Sometimes the answers to research questions do not fully explain what is going on in a customer’s mind. In a recent American Marketing Association Marketing Insights article, authors Marc-Andre Leduc and Barbara Gassaway discussed a unique discipline of psychology called synergology.

This discipline, called synergology, teaches us to listen beyond verbal cues and read body language and micro-movements to recognize what is not being said and what may be contrary to words shared.

In-person research, such as focus groups, is a largely beneficial way of learning the psychology of the “why” behind answers. Why did a person answer this specific question in this specific manner? Was there something more to the answer? With personal contact, you can learn more about the answers and the whys than you can with an impersonal survey.
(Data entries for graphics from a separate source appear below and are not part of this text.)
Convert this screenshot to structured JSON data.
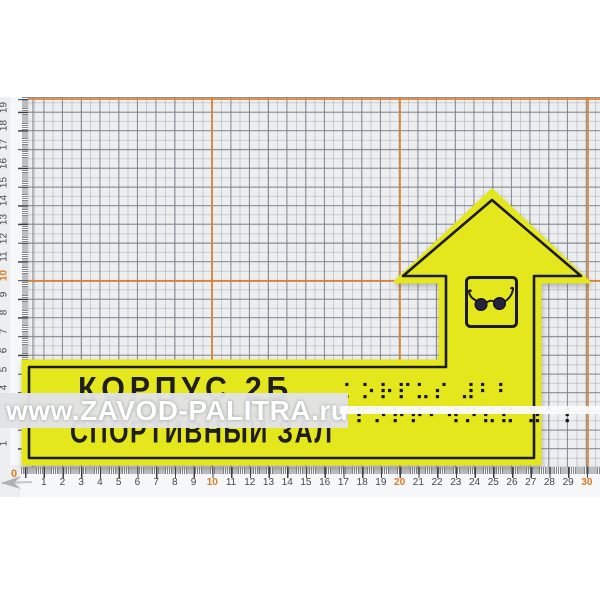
{
  "photo": {
    "watermark_text": "www.ZAVOD-PALITRA.ru"
  },
  "sign": {
    "text_line1": "КОРПУС 2Б",
    "text_line2": "СПОРТИВНЫЙ ЗАЛ",
    "braille_line1": "⠅⠕⠗⠏⠥⠎ ⠼⠃⠃",
    "braille_line2": "⠎⠏⠕⠗⠞⠊⠺⠝⠮⠯ ⠵⠁⠇",
    "icon": "dark-glasses-icon",
    "colors": {
      "plate_yellow": "#e5e71d",
      "outline_black": "#1b1b1b",
      "lens_navy": "#23233b"
    }
  },
  "mat": {
    "accent_orange": "#df8330",
    "orange_vertical_cm": [
      "10",
      "20",
      "30"
    ],
    "orange_horizontal_cm": [
      "10",
      "20"
    ]
  },
  "rulers": {
    "zero_label": "0",
    "bottom_numbers": [
      "1",
      "2",
      "3",
      "4",
      "5",
      "6",
      "7",
      "8",
      "9",
      "10",
      "11",
      "12",
      "13",
      "14",
      "15",
      "16",
      "17",
      "18",
      "19",
      "20",
      "21",
      "22",
      "23",
      "24",
      "25",
      "26",
      "27",
      "28",
      "29",
      "30"
    ],
    "bottom_orange": [
      "10",
      "20",
      "30"
    ],
    "left_numbers": [
      "1",
      "2",
      "3",
      "4",
      "5",
      "6",
      "7",
      "8",
      "9",
      "10",
      "11",
      "12",
      "13",
      "14",
      "15",
      "16",
      "17",
      "18",
      "19"
    ],
    "left_orange": [
      "10"
    ]
  }
}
While a broad-spectrum survey can deliver the most results, it will only give you answers to the questions specifically asked. Whereas with a focus group, one question asked can have many answers that lead the surveyor down another line of questioning, that could ultimately become more effective for the research.

Thoughts can ladder, and participants can hitchhike on ideas and will use one another to springboard a concept or challenge their own views based on another’s comments. Opportunities exist to dig into discoveries until exhausted.

The question now becomes, how many people should be asked to attend a focus group? While the number of invitations and requests sent out will vary based on your target demographic and anticipated response rate, you should try to have approximately 8 to 12 people. This number allows for a personal setting in which participants can feel comfortable expressing their views. If there are too many people participating in the focus group there won’t be enough time to get everyone engaged. Too-few participants will result in data that will not accurately translate to the entire population.

It should be noted that it is important the people in your focus group represent an accurate cross-section of your current customer base, or specifically represent your target study. For example if you’re conducting a study about the latest video game and its merits, you wouldn’t want a group full of people who have never played a video game before.

Ultimately, D2 Media has always expressed that no online strategy works without an effective offline strategy. To that end, conducting surveys and analyzing online data can be supplemented with focus groups to create a holistic data-gathering experience. This can further enhance and complement your research in ways both expected and unexpected. At the end of the day, research should be conducted to learn as much as possible to know how to market your product, service, or idea as effectively as possible.